FluxCap Financial Services — Investor Returns & Exit Strategy
The investor returns and exit strategy - the MOIC, the implied IRR, the valuation benchmarking and the exit pathways underpinning FluxCap.
Section 23 · Business Plan
Investor Returns & Exit Strategy
The investor returns and exit strategy – the MOIC, the implied IRR, the valuation benchmarking and the exit pathways underpinning FluxCap.
Equity returns
| Metric | Value | Basis |
|---|---|---|
| Exit enterprise value | R7 020m | 6.5x FY2031 EBITDA of R1 080m |
| Less: net debt at exit | R4 780m | Total facilities R4,860m less cash R80m |
| Implied equity value | R2 240m | — |
| Equity invested (Tranche 1) | R720m | Single tranche at close |
| Money multiple (MOIC) | 3.11x | Gross, pre-fees, no interim distributions |
| Implied IRR | 25.5% | Five-year hold, single exit event |
Valuation benchmarking
The 6.5x EV/EBITDA exit assumption is triangulated against listed
South African credit and fintech-adjacent comparables and precedent
transactions.
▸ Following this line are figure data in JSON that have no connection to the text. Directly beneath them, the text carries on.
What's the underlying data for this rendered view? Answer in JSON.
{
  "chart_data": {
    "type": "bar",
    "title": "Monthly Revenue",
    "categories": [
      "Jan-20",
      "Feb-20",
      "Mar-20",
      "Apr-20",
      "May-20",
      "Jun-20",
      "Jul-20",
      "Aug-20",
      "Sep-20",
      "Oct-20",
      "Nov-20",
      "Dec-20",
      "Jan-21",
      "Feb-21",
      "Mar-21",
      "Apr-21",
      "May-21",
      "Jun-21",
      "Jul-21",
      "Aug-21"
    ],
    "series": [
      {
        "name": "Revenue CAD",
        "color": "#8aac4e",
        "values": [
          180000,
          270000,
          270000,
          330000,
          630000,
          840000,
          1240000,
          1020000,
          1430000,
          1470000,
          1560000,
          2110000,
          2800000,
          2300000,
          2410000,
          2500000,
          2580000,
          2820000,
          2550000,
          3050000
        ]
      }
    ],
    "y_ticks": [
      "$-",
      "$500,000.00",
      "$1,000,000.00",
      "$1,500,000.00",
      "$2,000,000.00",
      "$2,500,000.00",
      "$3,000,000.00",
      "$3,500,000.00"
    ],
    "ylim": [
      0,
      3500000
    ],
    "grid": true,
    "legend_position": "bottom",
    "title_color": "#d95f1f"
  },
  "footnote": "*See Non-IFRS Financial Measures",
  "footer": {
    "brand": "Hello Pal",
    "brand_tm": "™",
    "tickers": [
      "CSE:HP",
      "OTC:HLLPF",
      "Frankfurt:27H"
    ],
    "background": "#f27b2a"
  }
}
Listed unsecured and specialist lenders in SA have
historically traded at 4–7x EBITDA equivalents (with banks quoted on P/E
and price-to-book), while growth fintech platforms with demonstrated
profitability have transacted at meaningful premiums — TymeBank’s 2024
capital raise at a US$1.5bn valuation and international digital-lender
acquisitions illustrate the upper bound. FluxCap’s assumed 6.5x sits in
the middle of the credible range: above a pure lending-book multiple,
reflecting the fee, subscription and data-asset mix, but well below
venture-market fintech pricing.
| Reference point | Indicative multiple | Read-across to FluxCap |
|---|---|---|
| SA specialist lenders (listed, mature) | 4–6x EBITDA equivalent | Floor: value as a pure book |
| SA retail banks (Capitec premium) | P/B 4–7x for high-ROE franchises | ROE trajectory (32% FY2031) supports premium rating |
| African fintech M&A (profitable platforms) | 6–9x EBITDA | Ecosystem + data asset command a premium over book value |
| Assumed exit | 6.5x FY2031 EBITDA | Mid-range; sensitivity to 5.0x and 8.0x disclosed below |
Exit pathways
- Strategic bank acquisition: the most probable
route — Capitec, a tier-1 bank or Tyme Group acquiring the customer
base, FluxScore data asset and embedded distribution; precedent
transactions in SA fintech support 5–8x EBITDA for profitable, growing
platforms. - JSE fintech listing: viable at FY2031 scale
(R3.1bn revenue, R383m NPAT) but dependent on listing-window
conditions. - Pan-African fintech merger: consolidation with a
regional platform seeking SA credit capability; MTN fintech and similar
ecosystems are logical counterparts. - Private equity secondary: financial-sponsor
appetite for cash-generative lending platforms provides a floor route at
more conservative multiples.
The 25.5% IRR is meaningfully dependent on the terminal multiple and
the final projection year. At 5.0x FY2031 EBITDA the equity value falls
to R620m — 0.86x MOIC, a capital loss despite five years of plan
delivery, because terminal net debt of R4.78bn absorbs the first R4.78bn
of enterprise value. At 8.0x, MOIC rises to 5.36x. The leveraged
structure makes equity returns a geared bet on both EBITDA delivery and
exit conditions. A margin of safety exists only if FY2031 EBITDA lands
above roughly R735m at a 6.5x multiple — a 32% cushion below plan, which
is thinner than the scenario analysis’s downside case. Investors should
size positions accordingly.
Interim distributions and secondary liquidity
No dividends are assumed during the plan: every rand of retained
earnings is junior capital supporting warehouse advance rates, and
distributing it would directly increase the external funding
requirement. Interim equity liquidity is instead expected through a
priced Series B round in FY2029 (at which point three years of audited
vintages support a substantial markup) offering early investors partial
secondary opportunities, and through the warehouse structure itself,
which returns excess spread to the Company monthly once
overcollateralisation tests are met — cash that accelerates the equity
story without leaving the balance sheet.
Confidential — this business plan is provided to prospective investors and lenders for evaluation purposes only and may not be reproduced or distributed without the written consent of FluxCap Financial Services (Pty) Ltd.